Turns out, he was right to be overwhelmed.
Wednesday evening Porter and I began hauling village boxes from the Room of Requirement in the basement. Box . . . after box . . . after box . . .
Really, this many??
It felt like ages that we were pulling small, cleverly detailed buildings from their individual styrofoam packing, each more charming than the last. Soon the dining table had filled, the excess spilling onto any available surface. When the last building had been pulled free, we breathed a mutual sigh of relief. I went hunting for more light cords, and returned with five more buildings.
Porter and I paused, staring at the disaster zone around us, and sat down on the two couches facing each other. “I don’t know, Mom,” he said.
“I need to think about what I’ve done,” I replied, disconsolately.
The village was undeniably adorable, each building unique and a joy to behold, but it was just SO FREAKING BIG! How could I have been so stupid? I know what I spent, and I still don’t understand how such a small investment multiplied into the miracle of the loaves and the fishes.
It had been a very long day, punctuated by a flat tire and a good deal of general unpleasantness. Sometimes retreat is the better part of valor; we decided to go to bed.
The next morning I dragged out of my comforter, knowing it was time to face the debacle with no one to blame but myself, not knowing I was about to be handed a gift.
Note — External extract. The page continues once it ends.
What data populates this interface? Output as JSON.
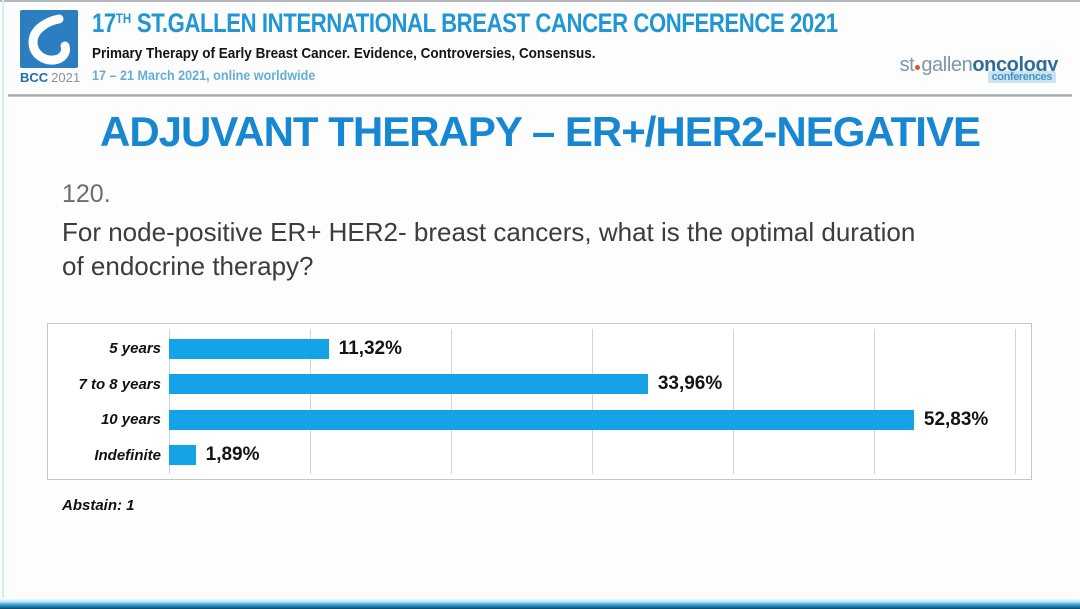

It was Thanksgiving morning; Porter had gotten up earlier, and without being asked had already begun stacking books on the mantel to create levels. Galvanized by gratitude, I jumped in and pretty soon we had set the layers and covered everything in white batting. Knowing we couldn’t fit everything, we picked our favorites, and puzzled in as many as possible over the fireplace, then set the Disney components in the bay window ledge behind the sink. That left half, and we decided to create a North Pole business district that ran all around under Hamlet and his bloody Christmas tree. We didn’t quite fit everything, but we were close, and I’m calling that a victory.
Stepping back, I know that some might find it strange that the Hamlet at the top of the Christmas tree is holding a skull, and the hamlet at the bottom boasts a sleigh wash, a karaoke bar, and a nutcracker factory. That’s okay. Because of Covid and her nasty sword, few but our family will ever see it, and we will smile at one another and understand. A Christmas tree really is a family affair, no matter how many body parts we’re missing.